BibleTexts.com Glossary of Terms Sin |
Young People's Bible Dictionary
by Barbara Smith (Philadelphia: Westminster, 1965)
sin. Any action that destroys the basic covenant relationship between God and man, or between men. (See covet for an example.) Such actions lead to an inner sickness, also called sin and identified with death, especially in the letters of Paul. Ex. 34:9; Lev. 5:14; 1 Kings 15:26; Ps. 85:2; Isa. 1:18; Amos 5:12; Matt. 9:5; Luke 17:3-4; Rom. 5:12-13; 1 Cor. 15:3.
Harper’s Bible Dictionary
edited by Paul J. Achtemier (San Francisco: Harper and Row, 1985)
You are strongly recommended to add to your library the excellent revised edition of Harper's Bible Dictionary titled, The Harper Collins Bible Dictionary, Revised Edition, edited by Paul J. Achtemeier, with the Society of Biblical Literature (NY: Harper Collins, 1996).

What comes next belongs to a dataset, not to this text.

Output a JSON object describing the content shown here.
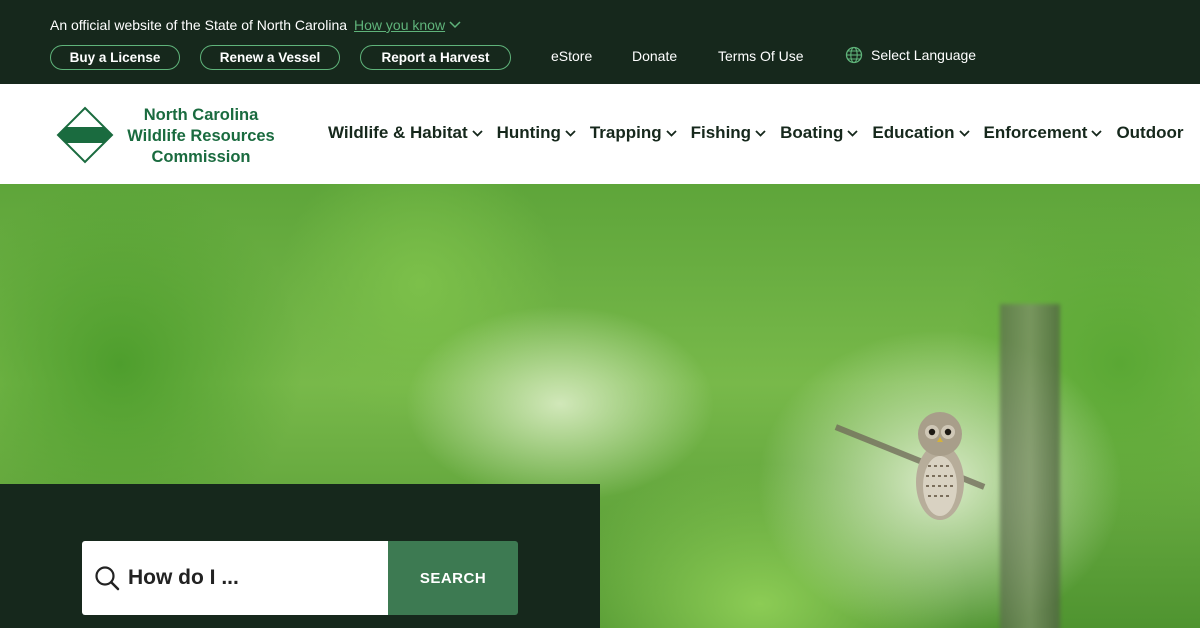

It is currently the best one-volume Bible dictionary in English, and it is available at Border's Books, Christian Science Reading Rooms, http://www.borders.com, or http://www.christianbook.com.
sin, that which is in opposition to God’s benevolent purposes for his creation. According to the biblical writers, sin is an ever-present reality that enslaves the human race and has corrupted God’s created order. The concept of sin is first and foremost a religious concept, because all sin is ultimately against God, God’s laws, God’s creation, God’s covenant, and God’s purposes. It is the basic corrupting agent in the entire universe.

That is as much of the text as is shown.